Students Pledge Good Deeds in Honor of 9/11 Victims

Gainesville Sun

Students participate with Rabbi Berl Goldman and associate Rabbi Aaron Notik to commemorate the 10th anniversary of 9/11 with “Good Deed Mitzvah Marathon” in honor of the victims.

Assistant Rabbi Aaron Notik asked University of Florida students walking through Turlington Plaza to stop at a booth. “I can’t right this second,” one student said. “I have to go to class.”

“People are busy today,” he said before trying to stop another student.

Notik and others asked students on Monday to stop and to commit to doing a good deed in the memory of a victim of 9/11.

It was part of the annual “Good Deed Mitzvah Marathon,” which has been hosted by the Jewish student center every year since 2005. Students and community members were encouraged to write down a good deed they did or would do that day. Their deed was then attached to a photo of a victim on a display, complete with miniature replicas of the Twin Towers.

Thomas Spoto pledged to invite a friend to dinner in the memory of Deborah H. Kaplan, 45, who worked for the state port authority. Travis Spaulding committed to praying for the family of Brooke Alexandra Jackman, a 23-year-old assistant trader who worked on the 104th floor of Tower 1.

Rabbi Berl Goldman said the center hoped to have 1,000 people vow to do a good deed.

“We have a real responsibility as mankind to respond to hate with good deeds,” he said.

Ryan Beilstein, a 21-year-old political science student, vowed he would raise awareness.

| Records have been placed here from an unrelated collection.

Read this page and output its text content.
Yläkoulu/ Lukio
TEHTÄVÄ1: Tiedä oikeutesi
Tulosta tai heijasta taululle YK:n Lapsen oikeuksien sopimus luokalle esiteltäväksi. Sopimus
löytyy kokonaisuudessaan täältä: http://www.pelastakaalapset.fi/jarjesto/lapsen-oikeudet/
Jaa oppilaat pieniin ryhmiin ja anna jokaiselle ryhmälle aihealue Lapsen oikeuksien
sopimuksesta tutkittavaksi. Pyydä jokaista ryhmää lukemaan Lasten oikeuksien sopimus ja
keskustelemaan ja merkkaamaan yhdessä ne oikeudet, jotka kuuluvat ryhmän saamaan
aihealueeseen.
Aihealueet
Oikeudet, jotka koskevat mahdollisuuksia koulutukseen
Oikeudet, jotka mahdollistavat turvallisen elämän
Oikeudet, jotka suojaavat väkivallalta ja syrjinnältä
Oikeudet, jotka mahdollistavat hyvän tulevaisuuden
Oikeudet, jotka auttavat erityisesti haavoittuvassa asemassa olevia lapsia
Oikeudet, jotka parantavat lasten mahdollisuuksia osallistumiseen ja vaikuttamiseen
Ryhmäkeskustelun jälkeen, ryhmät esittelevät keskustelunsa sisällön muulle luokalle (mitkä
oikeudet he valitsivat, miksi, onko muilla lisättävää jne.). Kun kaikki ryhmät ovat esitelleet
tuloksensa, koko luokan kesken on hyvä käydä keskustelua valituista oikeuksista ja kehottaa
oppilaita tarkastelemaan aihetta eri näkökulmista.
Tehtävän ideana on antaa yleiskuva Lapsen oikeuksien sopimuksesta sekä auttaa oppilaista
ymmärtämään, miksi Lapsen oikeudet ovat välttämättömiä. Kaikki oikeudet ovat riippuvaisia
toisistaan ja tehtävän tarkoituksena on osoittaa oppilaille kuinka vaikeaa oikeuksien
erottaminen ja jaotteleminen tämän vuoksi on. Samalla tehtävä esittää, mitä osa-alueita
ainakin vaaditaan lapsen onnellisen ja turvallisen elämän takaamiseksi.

Beilstein is a member of the university’s ROTC program.

“I think 10 years have gone by and people tend to forget,” he said. “Most people don’t know what we’re fighting for.”

Notik said even just thinking about making a good deed would help the world.

“We’re taught a small portion of light dispels darkness,” he said.

Christian Chessman, a 19-year-old philosophy and political science major, said the victims worked for corporations that were complicit in oppression abroad.

“That doesn’t mean I can’t mourn the loss of life,” he said. “The loss of life was idiotic and stupid.”

Greg Gilbert, a 21-year-old geomatics major, said he would volunteer to help someone succeed in the name of Arkady Zaltsman, an architect for Skidmore, Owings & Merrill at the World Trade Center.

“I love helping people,” Gilbert said. “It’s great to know you helped better someone’s day.”

Not everyone volunteered to do a good deed, but Notik said he believes those who did will fulfill their promise.

“I believe that when they take the time to write it down, they’ll go ahead and do that deed,” he said. “A person, after seeing the photograph of a victim, will actually have that push and motivation to do the good deed.”

As students rushed by, Goldman shrugged and ushered those who stopped to the booth.

“We’ve got to stop sometime, you know?” he said.

One Comment

  • Yaffa from South Africa

    Kol Hakavod to these amazing shluchim who are keeping the flame burning after 9/11. I live in South Africa and having seen this tragic event was terrible. I hope that all yidden that died that thier neshomos should have an aliya and in their zchus and the zchus of others that died in terrible circumstances we should merit the coming of Moshiach. No people or country should ever experience what New York and the Pentagon experienced.